NEW YORK — Aggressive asset management, capacity reductions and cost containment allowed Oxford Industries Inc. to report fourth-quarter earnings gains even as sales declined.
This story first appeared in the July 16, 2002 issue of WWD. Subscribe Today.
For the three months ended May 31, the Atlanta-based manufacturer posted a 7.1 percent increase in net income to $5.6 million, or 74 cents a diluted share. That compares with last year’s fourth-quarter profits of $5.3 million, or 70 cents.
Sales fell 11.2 percent to $191.7 million from $215.9 million a year ago.
“We began to see some tangible signs of improvement during the fourth quarter,” said president J. Hicks Lanier in a statement. “Although sales trailed last year, fourth-quarter sales and earnings came in well ahead of our expectations. Gross margins increased 300 basis points driven by significant improvements in sourcing and inventory management.”
By the fourth quarter’s end, Oxford established new joint manufacturing ventures in India and China and substantially completed the transition of its manufacturing support functions to outside of the U.S.
Overall, for the full fiscal year, the company reported net income fell by almost a third, dropping 31.1 percent to $10.6 million, or $1.40 a diluted share. That compares with previous year earnings of $15.3 million, or $2.05.

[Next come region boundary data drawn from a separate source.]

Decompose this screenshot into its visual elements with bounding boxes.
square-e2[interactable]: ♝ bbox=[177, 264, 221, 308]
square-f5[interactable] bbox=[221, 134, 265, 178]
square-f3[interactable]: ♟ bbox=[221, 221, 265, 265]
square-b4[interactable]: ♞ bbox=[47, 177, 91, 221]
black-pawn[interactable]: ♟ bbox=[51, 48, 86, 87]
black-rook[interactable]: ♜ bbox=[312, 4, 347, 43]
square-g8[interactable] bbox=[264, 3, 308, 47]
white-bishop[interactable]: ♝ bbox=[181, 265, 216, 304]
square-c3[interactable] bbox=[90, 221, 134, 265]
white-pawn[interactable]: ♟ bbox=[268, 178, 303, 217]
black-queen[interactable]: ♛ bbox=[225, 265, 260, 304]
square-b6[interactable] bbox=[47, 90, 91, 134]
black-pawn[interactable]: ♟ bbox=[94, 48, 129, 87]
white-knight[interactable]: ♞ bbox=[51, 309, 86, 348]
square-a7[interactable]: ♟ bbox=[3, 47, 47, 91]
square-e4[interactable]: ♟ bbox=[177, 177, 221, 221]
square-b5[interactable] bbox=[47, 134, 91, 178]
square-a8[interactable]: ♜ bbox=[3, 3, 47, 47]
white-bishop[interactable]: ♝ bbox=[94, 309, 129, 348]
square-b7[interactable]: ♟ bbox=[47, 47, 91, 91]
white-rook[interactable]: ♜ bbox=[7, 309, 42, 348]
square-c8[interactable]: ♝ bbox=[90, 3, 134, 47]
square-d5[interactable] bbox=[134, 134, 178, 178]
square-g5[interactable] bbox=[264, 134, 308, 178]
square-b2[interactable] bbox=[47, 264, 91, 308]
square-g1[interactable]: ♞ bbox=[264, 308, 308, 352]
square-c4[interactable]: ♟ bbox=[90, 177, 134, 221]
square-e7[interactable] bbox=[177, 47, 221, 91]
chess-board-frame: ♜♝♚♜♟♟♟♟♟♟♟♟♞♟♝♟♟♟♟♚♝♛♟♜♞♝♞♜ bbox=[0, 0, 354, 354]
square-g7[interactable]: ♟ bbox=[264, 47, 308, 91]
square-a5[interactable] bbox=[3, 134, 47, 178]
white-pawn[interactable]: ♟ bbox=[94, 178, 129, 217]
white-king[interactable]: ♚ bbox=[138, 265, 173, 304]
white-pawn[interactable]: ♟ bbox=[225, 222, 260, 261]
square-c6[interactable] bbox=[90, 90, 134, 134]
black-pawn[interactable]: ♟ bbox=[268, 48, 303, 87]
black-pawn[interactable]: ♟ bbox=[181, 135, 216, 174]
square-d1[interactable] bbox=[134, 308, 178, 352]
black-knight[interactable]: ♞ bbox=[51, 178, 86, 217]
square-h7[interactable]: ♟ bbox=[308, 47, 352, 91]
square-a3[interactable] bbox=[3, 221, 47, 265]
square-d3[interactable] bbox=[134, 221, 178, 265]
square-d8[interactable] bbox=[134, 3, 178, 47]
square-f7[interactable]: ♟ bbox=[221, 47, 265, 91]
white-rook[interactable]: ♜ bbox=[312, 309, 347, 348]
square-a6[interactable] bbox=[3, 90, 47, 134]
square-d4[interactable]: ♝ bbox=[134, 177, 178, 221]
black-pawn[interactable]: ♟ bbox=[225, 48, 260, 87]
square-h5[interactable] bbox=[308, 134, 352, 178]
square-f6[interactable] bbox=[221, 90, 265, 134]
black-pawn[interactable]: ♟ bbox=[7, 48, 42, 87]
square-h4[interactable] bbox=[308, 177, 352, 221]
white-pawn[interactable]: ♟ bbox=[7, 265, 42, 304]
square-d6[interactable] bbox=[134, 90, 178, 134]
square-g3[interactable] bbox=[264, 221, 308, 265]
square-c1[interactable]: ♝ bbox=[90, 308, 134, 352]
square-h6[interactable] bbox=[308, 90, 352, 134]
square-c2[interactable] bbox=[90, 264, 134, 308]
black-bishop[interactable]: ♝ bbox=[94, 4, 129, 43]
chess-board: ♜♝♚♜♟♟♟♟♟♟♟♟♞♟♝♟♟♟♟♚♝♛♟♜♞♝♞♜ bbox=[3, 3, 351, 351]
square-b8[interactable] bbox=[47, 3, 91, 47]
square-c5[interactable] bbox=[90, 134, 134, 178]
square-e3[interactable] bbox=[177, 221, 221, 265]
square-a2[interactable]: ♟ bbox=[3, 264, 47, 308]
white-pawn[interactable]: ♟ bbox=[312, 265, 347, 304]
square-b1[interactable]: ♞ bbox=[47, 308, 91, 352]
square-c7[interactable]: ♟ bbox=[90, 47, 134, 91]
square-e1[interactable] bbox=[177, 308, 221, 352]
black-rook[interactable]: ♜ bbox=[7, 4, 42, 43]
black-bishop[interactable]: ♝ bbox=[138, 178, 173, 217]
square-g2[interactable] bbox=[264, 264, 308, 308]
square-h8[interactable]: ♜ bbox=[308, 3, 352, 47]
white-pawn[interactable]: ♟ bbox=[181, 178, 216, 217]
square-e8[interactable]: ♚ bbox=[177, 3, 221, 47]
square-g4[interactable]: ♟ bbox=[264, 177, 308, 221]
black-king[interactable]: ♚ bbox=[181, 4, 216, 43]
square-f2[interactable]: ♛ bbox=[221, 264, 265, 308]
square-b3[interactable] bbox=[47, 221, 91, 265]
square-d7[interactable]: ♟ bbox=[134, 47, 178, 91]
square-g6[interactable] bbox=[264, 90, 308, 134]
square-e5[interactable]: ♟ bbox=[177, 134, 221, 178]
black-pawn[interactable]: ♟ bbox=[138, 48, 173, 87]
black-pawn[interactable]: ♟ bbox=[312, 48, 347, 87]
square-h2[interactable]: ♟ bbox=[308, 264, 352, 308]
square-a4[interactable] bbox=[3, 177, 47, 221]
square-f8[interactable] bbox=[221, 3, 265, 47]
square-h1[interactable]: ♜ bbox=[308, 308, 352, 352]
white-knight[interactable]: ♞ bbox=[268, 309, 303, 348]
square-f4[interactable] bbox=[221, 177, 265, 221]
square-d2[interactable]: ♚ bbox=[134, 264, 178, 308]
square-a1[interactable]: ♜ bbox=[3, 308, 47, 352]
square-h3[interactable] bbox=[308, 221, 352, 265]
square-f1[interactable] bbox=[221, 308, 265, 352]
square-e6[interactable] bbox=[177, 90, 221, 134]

Led by declines in its women’s wear segment, full-year net sales fell 16.6 percent to $677.3 million from $812.5 million a year ago.
By unit, the Womenswear Group’s sales last year decreased 19 percent to $253.7 million from $313 million. The below-plan performance of the group was due mainly to lower-than-expected replenishment buying and fewer shipments to a major mass merchant retailer. Additionally, the Kmart bankruptcy had a “significant impact” on the unit’s performance. Overall, operating earnings in the women’s apparel unit plunged 39 percent to $9.5 million from $15.5 million in the prior fiscal year.
Lanier Clothes’ sales decreased 13 percent to $153.1 million from $175.1 million last year. The Oxford Slacks unit posted a 22 percent sales decline to $80.7 million. At the Oxford Shirt Group, a sales slide of 14 percent, to $189.4 million, was caused by decreased demand from the specialty and department store channels, as well as the discontinuation of the DKNY Kids business. However, the segment’s operating income did swing to a profit of $700,000 compared to last year’s loss of $1.4 million.